Based on their findings, the researchers recommend that people with COVID-19 isolate for five days after symptoms begin, then complete lateral flow tests from the sixth day. If these tests are negative two days in a row, it is safe to leave isolation. If a person continues to test positive or does not have access to lateral flow devices, they should remain in isolation and, in order to minimise transmission to others, only leave on the 10th day after their symptoms began.
Professor Lalvani said: “Self-isolation is not necessary by law, but people who want to isolate need clear guidance on what to do. The NHS currently advises that if you test positive for COVID-19 you should try to stay at home and avoid contact with other people for five days, but our data suggest that under a crude five-day self-isolation period two-thirds of cases released into the community would still be infectious – though their level of infectiousness would have substantially reduced compared to earlier in the course of their infection.”
He added: “NHS guidance for those with symptoms but who test negative is less clear about how long people should isolate for. Our study finds that infectiousness usually begins soon after you develop COVID-19 symptoms. We recommend that anyone who has been exposed to the virus and has symptoms isolates for five days, then uses daily lateral flow tests to safely leave isolation when two consecutive daily tests are negative.”
The study did not assess the Omicron variants currently circulating. There is some evidence that Omicron variants have a lower viral load and shed for less time than other variants, and the researchers note that their recommendations may be cautious, but still applicable, if this is true.
Most participants in the study were white, middle-aged, had a healthy BMI, and had no medical conditions.
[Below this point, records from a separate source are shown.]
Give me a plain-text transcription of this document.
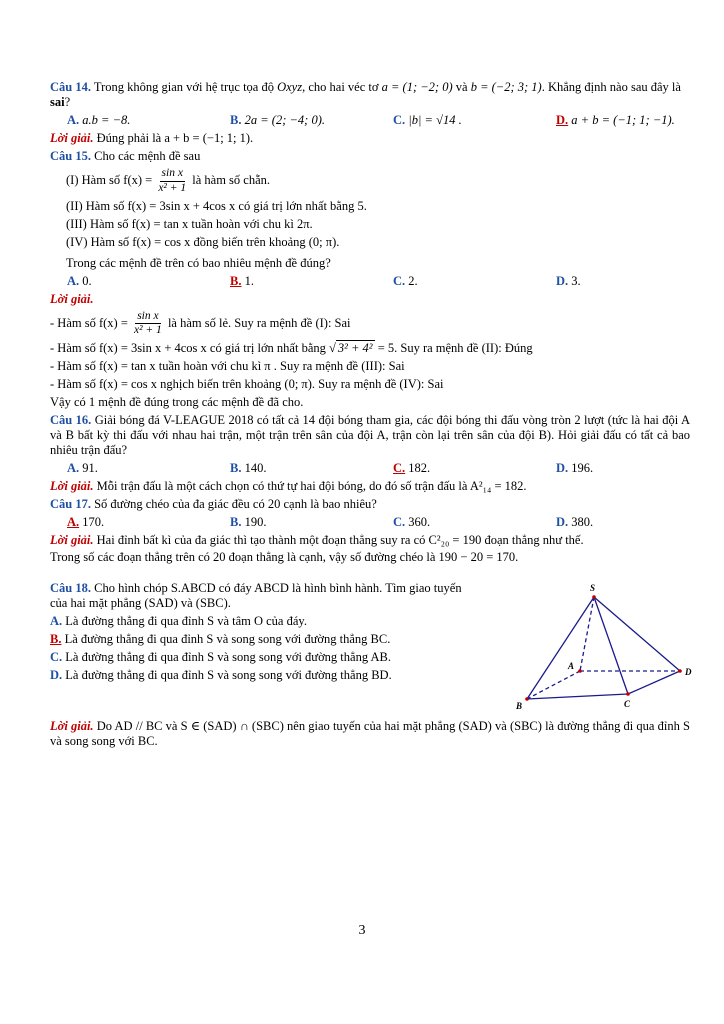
Câu 14. Trong không gian với hệ trục tọa độ Oxyz, cho hai véc tơ a = (1; −2; 0) và b = (−2; 3; 1). Khẳng định nào sau đây là sai?
A. a.b = −8.	B. 2a = (2; −4; 0).	C. |b| = √14 .	D. a + b = (−1; 1; −1).
Lời giải. Đúng phải là a + b = (−1; 1; 1).
Câu 15. Cho các mệnh đề sau
(I) Hàm số $f(x) = \frac{\text{sin x}}{\text{x² + 1}}$ là hàm số chẵn.
(II) Hàm số f(x) = 3sin x + 4cos x có giá trị lớn nhất bằng 5.
(III) Hàm số f(x) = tan x tuần hoàn với chu kì 2π.
(IV) Hàm số f(x) = cos x đồng biến trên khoảng (0; π).
Trong các mệnh đề trên có bao nhiêu mệnh đề đúng?
A. 0.	B. 1.	C. 2.	D. 3.
Lời giải.
- Hàm số $f(x) = \frac{\text{sin x}}{\text{x² + 1}}$ là hàm số lẻ. Suy ra mệnh đề (I): Sai
- Hàm số f(x) = 3sin x + 4cos x có giá trị lớn nhất bằng √ 3² + 4² = 5. Suy ra mệnh đề (II): Đúng
- Hàm số f(x) = tan x tuần hoàn với chu kì π . Suy ra mệnh đề (III): Sai
- Hàm số f(x) = cos x nghịch biến trên khoảng (0; π). Suy ra mệnh đề (IV): Sai
Vậy có 1 mệnh đề đúng trong các mệnh đề đã cho.
Câu 16. Giải bóng đá V-LEAGUE 2018 có tất cả 14 đội bóng tham gia, các đội bóng thi đấu vòng tròn 2 lượt (tức là hai đội A và B bất kỳ thi đấu với nhau hai trận, một trận trên sân của đội A, trận còn lại trên sân của đội B). Hỏi giải đấu có tất cả bao nhiêu trận đấu?
A. 91.	B. 140.	C. 182.	D. 196.
Lời giải. Mỗi trận đấu là một cách chọn có thứ tự hai đội bóng, do đó số trận đấu là A²₁₄ = 182.
Câu 17. Số đường chéo của đa giác đều có 20 cạnh là bao nhiêu?
A. 170.	B. 190.	C. 360.	D. 380.
Lời giải. Hai đỉnh bất kì của đa giác thì tạo thành một đoạn thẳng suy ra có C²₂₀ = 190 đoạn thẳng như thế.
Trong số các đoạn thẳng trên có 20 đoạn thẳng là cạnh, vậy số đường chéo là 190 − 20 = 170.
Câu 18. Cho hình chóp S.ABCD có đáy ABCD là hình bình hành. Tìm giao tuyến của hai mặt phẳng (SAD) và (SBC).
A. Là đường thẳng đi qua đỉnh S và tâm O của đáy.
B. Là đường thẳng đi qua đỉnh S và song song với đường thẳng BC.
C. Là đường thẳng đi qua đỉnh S và song song với đường thẳng AB.
D. Là đường thẳng đi qua đỉnh S và song song với đường thẳng BD.
S
A
B	C
D
Lời giải. Do AD // BC và S ∈ (SAD) ∩ (SBC) nên giao tuyến của hai mặt phẳng (SAD) và (SBC) là đường thẳng đi qua đỉnh S và song song với BC.
3
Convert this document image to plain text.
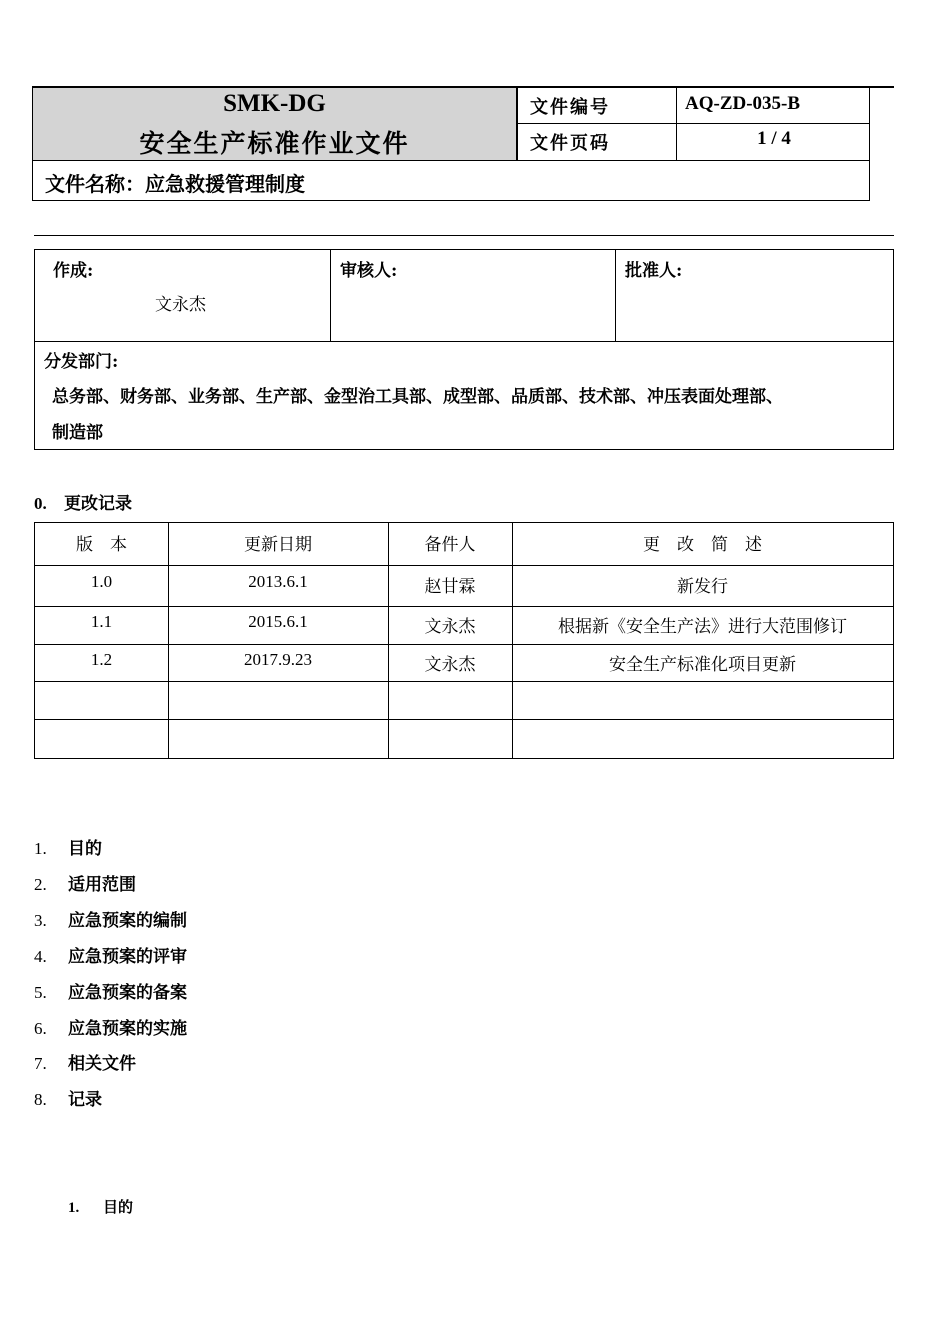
SMK-DG
安全生产标准作业文件
文件编号	AQ-ZD-035-B
文件页码	1 / 4
文件名称：应急救援管理制度
作成:
文永杰
审核人:	批准人:
分发部门:
总务部、财务部、业务部、生产部、金型治工具部、成型部、品质部、技术部、冲压表面处理部、
制造部
0. 更改记录
版　本	更新日期	备件人	更　改　简　述
1.0	2013.6.1	赵甘霖	新发行
1.1	2015.6.1	文永杰	根据新《安全生产法》进行大范围修订
1.2	2017.9.23	文永杰	安全生产标准化项目更新
1. 目的
2. 适用范围
3. 应急预案的编制
4. 应急预案的评审
5. 应急预案的备案
6. 应急预案的实施
7. 相关文件
8. 记录
1. 目的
In other age groups and in those with medical conditions, these results may vary as they may be slower at clearing the virus.
A person’s infectiousness is one factor involved in transmission, alongside behavioural and environmental factors, such as where people are mixing, and if they are in close proximity to one another.
The study was funded by the National Institute for Health and Care Research.
‘Onset and window of SARS-CoV-2 infectiousness and temporal correlation with symptom onset: a prospective, longitudinal, community cohort study’ by Seran Hakki et al is published in The Lancet Respiratory Medicine.